Generic software sold to business is usually of the same kind that is bundled with hardware: Operating systems (e.g. Microsoft Windows), office suites (Microsoft Office), security software (e.g. Norton Anti-Virus). Although business sales of this software is usually unbundled from the hardware purchase, it is still essentially the same business model; business buy this software because it is considered essential for the use of the computers they buy. Even though businesses tend to pay for the software directly rather than having it bundled into the price of a hardware purchase, it's usually the same software that comes bundled with a computer sold to consumers.

The business model for these kinds of sales is similar, or at least complimentary, to hardware bundling. The same network effects we talked about last time are used to great effect to create market lock-in and protect incumbent monopolies. In Microsoft's case, this phenomenon is often dubbed "the Microsoft Tax", since if you want to go into business today, you have little practical choice but to pay some money to Microsoft for, at the very least, a Windows license and an Office license.

The network effects work slightly differently for business sales. Remember that network effects mean that the value of a product increases with the number of other people using it. Since business sales are by nature bulk sales, software vendors that try to challenge entrenched players have an advantage when selling to business, since they don't have to make that first, almost impossible, sale. For example, if I was selling a competitor to Microsoft Word, compatibility would be less of an issue for potential clients since all of their computers would switch to my software, and hence have no compatibility issues when exchanging documents between themselves.

So, if you're the new kid on the software block, selling to business is easier than selling to consumers; you don't have to bother with the logistics and questionable value proposition of retail sales, and you don't need the sales clout to strike a distribution deal with an OEM. Other network effects come into play here, however: My Word-competitor example above falls apart when you want to send a document to another company that still uses Word. The costs of dealing with such incompatibilities is potentially much bigger for businesses than it is for consumers, and then you have to deal with the fact that businesses, especially large ones, tend to go with safe, well-established options when they procure anything.

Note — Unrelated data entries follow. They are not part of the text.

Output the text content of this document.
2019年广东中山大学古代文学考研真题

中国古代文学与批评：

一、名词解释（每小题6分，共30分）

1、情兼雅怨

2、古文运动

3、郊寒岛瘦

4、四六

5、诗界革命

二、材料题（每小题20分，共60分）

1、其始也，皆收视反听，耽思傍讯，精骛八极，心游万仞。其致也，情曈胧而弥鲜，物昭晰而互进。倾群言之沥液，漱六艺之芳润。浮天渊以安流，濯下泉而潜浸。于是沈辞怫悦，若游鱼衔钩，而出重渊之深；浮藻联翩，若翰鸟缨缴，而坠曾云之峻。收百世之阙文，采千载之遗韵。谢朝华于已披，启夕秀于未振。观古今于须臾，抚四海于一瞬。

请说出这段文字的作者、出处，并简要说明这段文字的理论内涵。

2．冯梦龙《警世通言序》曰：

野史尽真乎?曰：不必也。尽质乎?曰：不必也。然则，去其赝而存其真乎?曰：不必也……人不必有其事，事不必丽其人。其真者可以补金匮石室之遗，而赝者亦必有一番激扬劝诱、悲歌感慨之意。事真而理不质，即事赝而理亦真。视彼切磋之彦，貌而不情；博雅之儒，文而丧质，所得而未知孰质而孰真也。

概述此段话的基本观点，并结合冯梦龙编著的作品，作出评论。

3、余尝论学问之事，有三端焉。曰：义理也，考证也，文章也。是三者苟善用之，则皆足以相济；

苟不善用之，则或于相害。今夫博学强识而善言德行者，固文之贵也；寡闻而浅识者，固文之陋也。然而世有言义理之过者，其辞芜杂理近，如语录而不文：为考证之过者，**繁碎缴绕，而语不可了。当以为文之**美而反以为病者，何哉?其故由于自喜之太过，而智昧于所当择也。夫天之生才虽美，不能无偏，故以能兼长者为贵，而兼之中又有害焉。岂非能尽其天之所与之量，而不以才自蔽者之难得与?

It is not surprising, then, that the same products and companies that dominate the OEM market also dominate the business market - these days that's mostly limited to Microsoft and Symantec (we will be dealing with the whole security software fiasco in an upcoming post). Microsoft's domination of the operating system and office suite markets is more complete in the business space than it is in the consumer space.

So, the dynamics and pricing structures may be slightly different in the business space, but in the end this market is the same as the OEM licensing (hardware bundling) game. In fact, especially in the case of Microsoft, a monopoly in the consumer space reinforces the monopoly in the business space and vice versa; you use Windows at home because you use it at work; companies use Windows at work because people are used to it from their home computers.

In the next couple of posts, I will be looking at business-specific software vendors, such as Adobe, and server-side vendors such as SAP and Oracle, and how their business models differ.